FOURTH-ORDER ACCURATE FINITE-DIFFERENCE METHOD TO THE THREE DIMENSIONAL COMPRESSIBLE BOUNDARY LAYER EQUATIONS

This paper presents a fourth-order accurate finite-difference method for solving the full three-dimensional compressible boundary layer equations, for both subsonic and supersonic laminar flows over configurations with aerospace
interest, in particular, swept wing and ellipsoid. The governing equations are written in non-orthogonal surface oriented coordinates to allow maximum flexibility in the calculations, and then are solved in similarity type trans-formed coordinates for their well advantages over the physical coordinates. The numerical scheme is an implicit finite-difference scheme with a fourth-order accuracy.

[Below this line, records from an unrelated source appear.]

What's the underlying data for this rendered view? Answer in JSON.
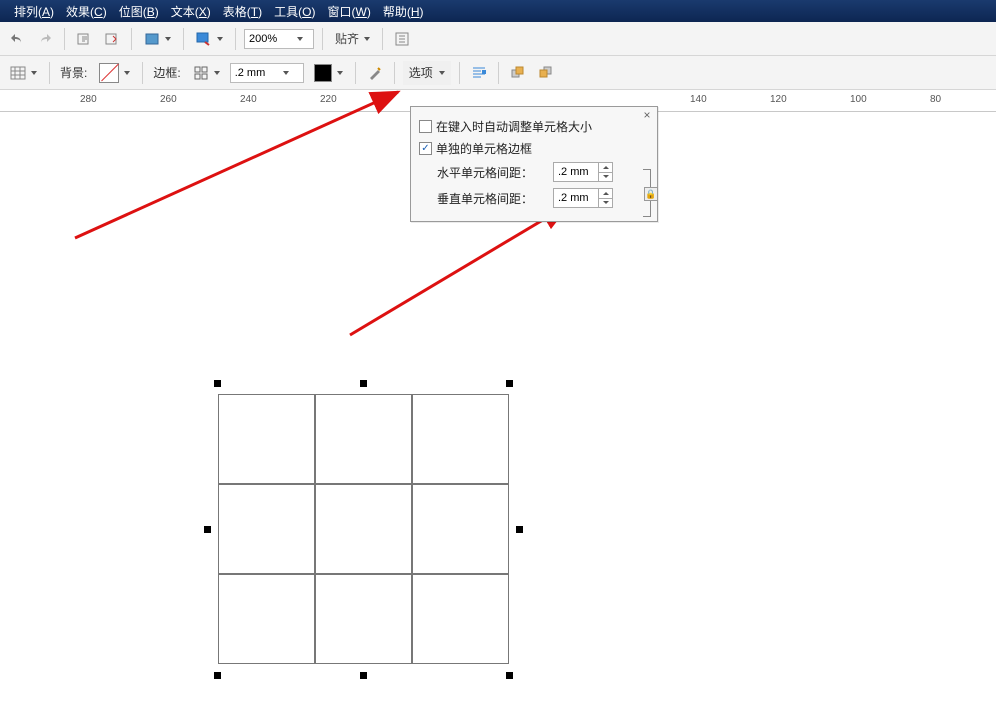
{
  "menu": {
    "items": [
      {
        "label": "排列",
        "key": "A"
      },
      {
        "label": "效果",
        "key": "C"
      },
      {
        "label": "位图",
        "key": "B"
      },
      {
        "label": "文本",
        "key": "X"
      },
      {
        "label": "表格",
        "key": "T"
      },
      {
        "label": "工具",
        "key": "O"
      },
      {
        "label": "窗口",
        "key": "W"
      },
      {
        "label": "帮助",
        "key": "H"
      }
    ]
  },
  "toolbar1": {
    "zoom_value": "200%",
    "snap_label": "贴齐"
  },
  "toolbar2": {
    "bg_label": "背景:",
    "border_label": "边框:",
    "border_width": ".2 mm",
    "options_label": "选项"
  },
  "ruler": {
    "ticks": [
      "280",
      "260",
      "240",
      "220",
      "140",
      "120",
      "100",
      "80"
    ]
  },
  "popup": {
    "auto_resize_label": "在键入时自动调整单元格大小",
    "auto_resize_checked": false,
    "separate_border_label": "单独的单元格边框",
    "separate_border_checked": true,
    "horizontal_gap_label": "水平单元格间距：",
    "horizontal_gap_value": ".2 mm",
    "vertical_gap_label": "垂直单元格间距：",
    "vertical_gap_value": ".2 mm"
  }
}
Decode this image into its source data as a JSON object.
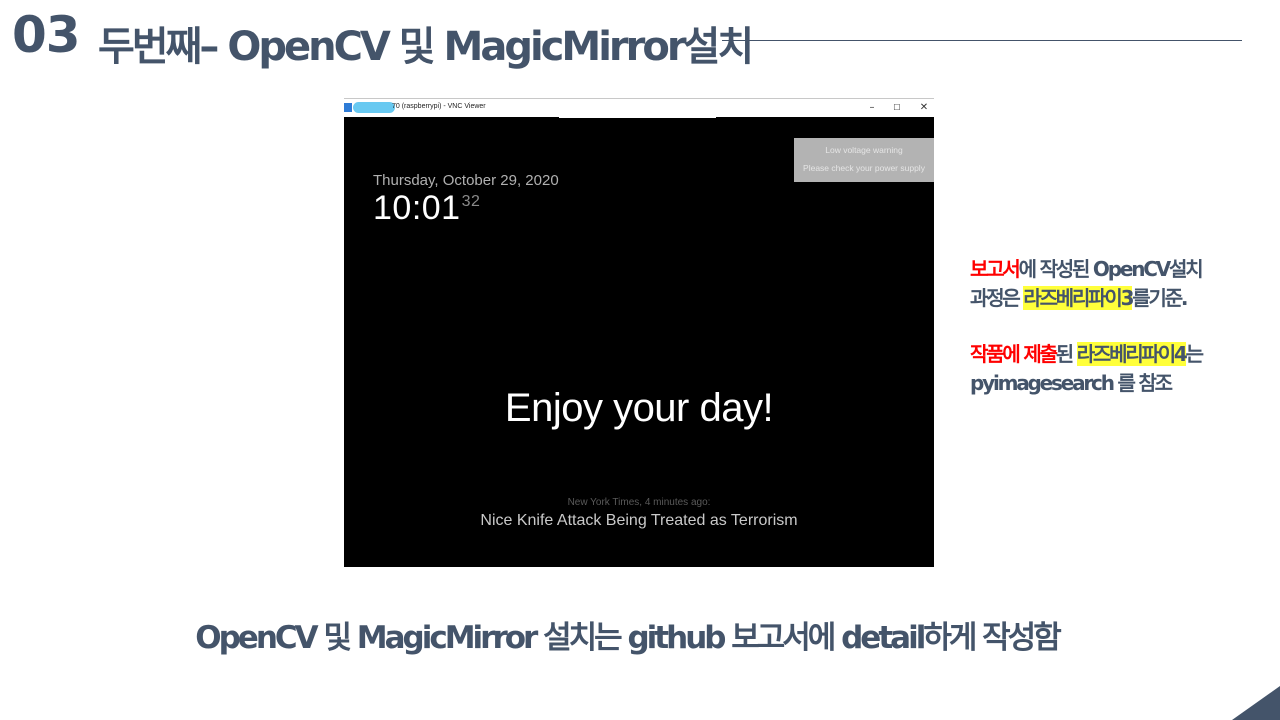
{
  "slide": {
    "number": "03",
    "title": "두번째– OpenCV 및 MagicMirror설치"
  },
  "vnc": {
    "window_title": "70 (raspberrypi) - VNC Viewer",
    "minimize": "–",
    "maximize": "☐",
    "close": "✕"
  },
  "magicmirror": {
    "date": "Thursday, October 29, 2020",
    "time": "10:01",
    "seconds": "32",
    "alert_title": "Low voltage warning",
    "alert_message": "Please check your power supply",
    "compliment": "Enjoy your day!",
    "news_source": "New York Times, 4 minutes ago:",
    "news_headline": "Nice Knife Attack Being Treated as Terrorism"
  },
  "notes": {
    "line1_red": "보고서",
    "line1_rest": "에 작성된 OpenCV설치",
    "line2_a": "과정은 ",
    "line2_hl": "라즈베리파이3",
    "line2_b": "를기준.",
    "line3_red": "작품에 제출",
    "line3_b": "된 ",
    "line3_hl": "라즈베리파이4",
    "line3_c": "는",
    "line4": "pyimagesearch 를 참조"
  },
  "footer": {
    "text": "OpenCV 및 MagicMirror 설치는 github 보고서에 detail하게 작성함"
  },
  "colors": {
    "primary": "#44546a",
    "accent_red": "#ff0000",
    "highlight": "#ffff3a"
  }
}
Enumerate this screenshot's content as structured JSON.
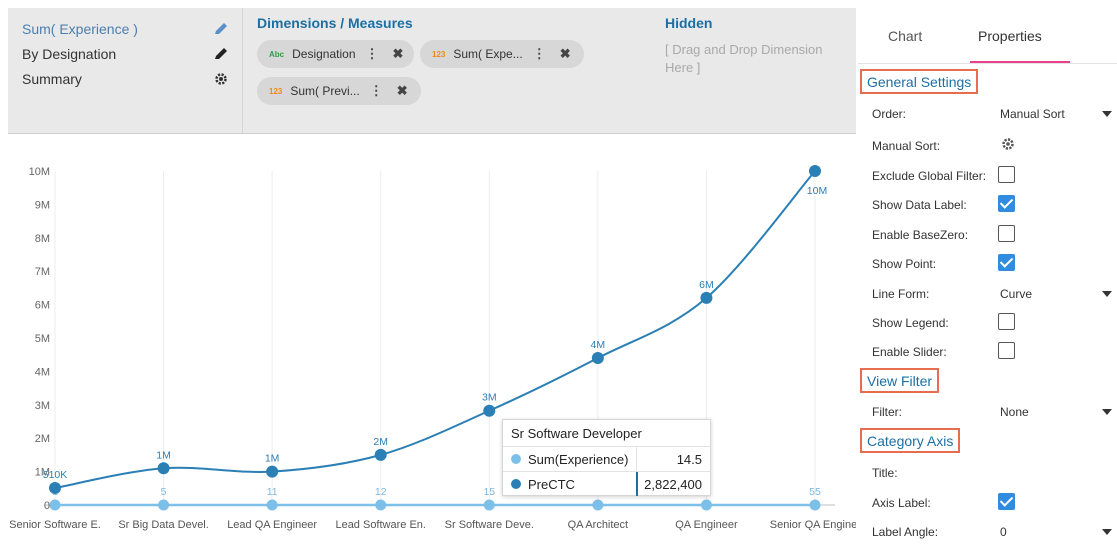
{
  "left_nav": {
    "items": [
      {
        "label": "Sum( Experience )",
        "icon": "pencil-icon"
      },
      {
        "label": "By Designation",
        "icon": "pencil-icon"
      },
      {
        "label": "Summary",
        "icon": "gear-icon"
      }
    ]
  },
  "dimensions": {
    "title": "Dimensions / Measures",
    "chips": [
      {
        "type": "Abc",
        "label": "Designation"
      },
      {
        "type": "123",
        "label": "Sum( Expe..."
      },
      {
        "type": "123",
        "label": "Sum( Previ..."
      }
    ]
  },
  "hidden": {
    "title": "Hidden",
    "hint": "[ Drag and Drop Dimension Here ]"
  },
  "chart_data": {
    "type": "line",
    "categories": [
      "Senior Software E.",
      "Sr Big Data Devel.",
      "Lead QA Engineer",
      "Lead Software En.",
      "Sr Software Deve.",
      "QA Architect",
      "QA Engineer",
      "Senior QA Engine."
    ],
    "y_ticks": [
      "0",
      "1M",
      "2M",
      "3M",
      "4M",
      "5M",
      "6M",
      "7M",
      "8M",
      "9M",
      "10M"
    ],
    "ylim": [
      0,
      10000000
    ],
    "curve": "smooth",
    "grid": "vertical",
    "legend": "none",
    "series": [
      {
        "name": "PreCTC",
        "color": "#2a7fb5",
        "values": [
          510000,
          1100000,
          1000000,
          1500000,
          2822400,
          4400000,
          6200000,
          10000000
        ],
        "labels": [
          "510K",
          "1M",
          "1M",
          "2M",
          "3M",
          "4M",
          "6M",
          "10M"
        ]
      },
      {
        "name": "Sum(Experience)",
        "color": "#7cc0ea",
        "values": [
          1,
          5,
          11,
          12,
          14.5,
          0,
          0,
          55
        ],
        "labels": [
          "1",
          "5",
          "11",
          "12",
          "15",
          "",
          "",
          "55"
        ]
      }
    ]
  },
  "tooltip": {
    "title": "Sr Software Developer",
    "rows": [
      {
        "label": "Sum(Experience)",
        "value": "14.5",
        "color": "#7cc0ea"
      },
      {
        "label": "PreCTC",
        "value": "2,822,400",
        "color": "#2a7fb5"
      }
    ]
  },
  "right_panel": {
    "tabs": [
      "Chart",
      "Properties"
    ],
    "active_tab": "Properties",
    "general": {
      "title": "General Settings",
      "order_label": "Order:",
      "order_value": "Manual Sort",
      "manual_sort_label": "Manual Sort:",
      "exclude_label": "Exclude Global Filter:",
      "exclude": false,
      "show_data_label": "Show Data Label:",
      "show_data": true,
      "basezero_label": "Enable BaseZero:",
      "basezero": false,
      "show_point_label": "Show Point:",
      "show_point": true,
      "line_form_label": "Line Form:",
      "line_form_value": "Curve",
      "show_legend_label": "Show Legend:",
      "show_legend": false,
      "slider_label": "Enable Slider:",
      "slider": false
    },
    "view_filter": {
      "title": "View Filter",
      "filter_label": "Filter:",
      "filter_value": "None"
    },
    "category_axis": {
      "title": "Category Axis",
      "title_label": "Title:",
      "axis_label_label": "Axis Label:",
      "axis_label": true,
      "label_angle_label": "Label Angle:",
      "label_angle_value": "0"
    }
  },
  "colors": {
    "accent": "#1d6fa3",
    "highlight_border": "#e76d4e",
    "tab_underline": "#e9408c",
    "checkbox_on": "#2f8ce0"
  }
}
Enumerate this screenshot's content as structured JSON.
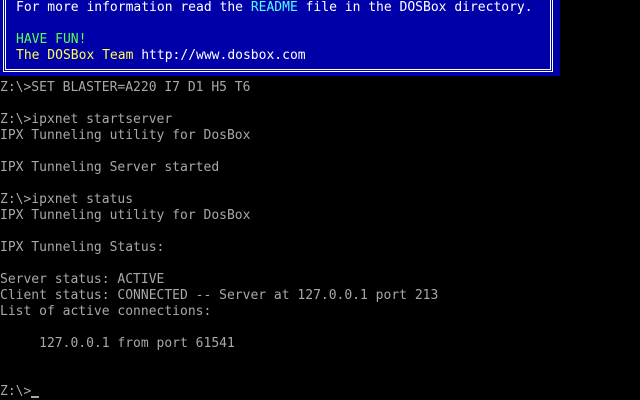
{
  "banner": {
    "line1_prefix": "For more information read the ",
    "line1_readme": "README",
    "line1_suffix": " file in the DOSBox directory.",
    "have_fun": "HAVE FUN!",
    "team_prefix": "The DOSBox Team ",
    "team_url": "http://www.dosbox.com"
  },
  "terminal": {
    "lines": [
      "Z:\\>SET BLASTER=A220 I7 D1 H5 T6",
      "",
      "Z:\\>ipxnet startserver",
      "IPX Tunneling utility for DosBox",
      "",
      "IPX Tunneling Server started",
      "",
      "Z:\\>ipxnet status",
      "IPX Tunneling utility for DosBox",
      "",
      "IPX Tunneling Status:",
      "",
      "Server status: ACTIVE",
      "Client status: CONNECTED -- Server at 127.0.0.1 port 213",
      "List of active connections:",
      "",
      "     127.0.0.1 from port 61541",
      "",
      ""
    ],
    "prompt": "Z:\\>"
  },
  "colors": {
    "banner_bg": "#0000a8",
    "text": "#a8a8a8",
    "highlight_cyan": "#55ffff",
    "highlight_yellow": "#ffff55",
    "highlight_green": "#55ff55"
  }
}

It is unconditional stable, even for reversal cross-flow cases, where it is modified to satisfy the Courant-Friedrich-Levy condition. The resulting finite-difference equations form a non-linear block tridiagonal system. Newton's method is used to linearize it , and the LU-factorization method is used solve the linearized block tridiagonal system. The present method has been tested for validation. The subsonic flows over swept wing as well as a prolate spheroid are computed. Also, the case of supersonic flow, at mach number M=1.5 , past a prolate spheroid is calculated successfully. In each case, all the flow quantities such as velocity and temperature profiles, skin friction coefficients, and the boundary layer thicknesses are obtained.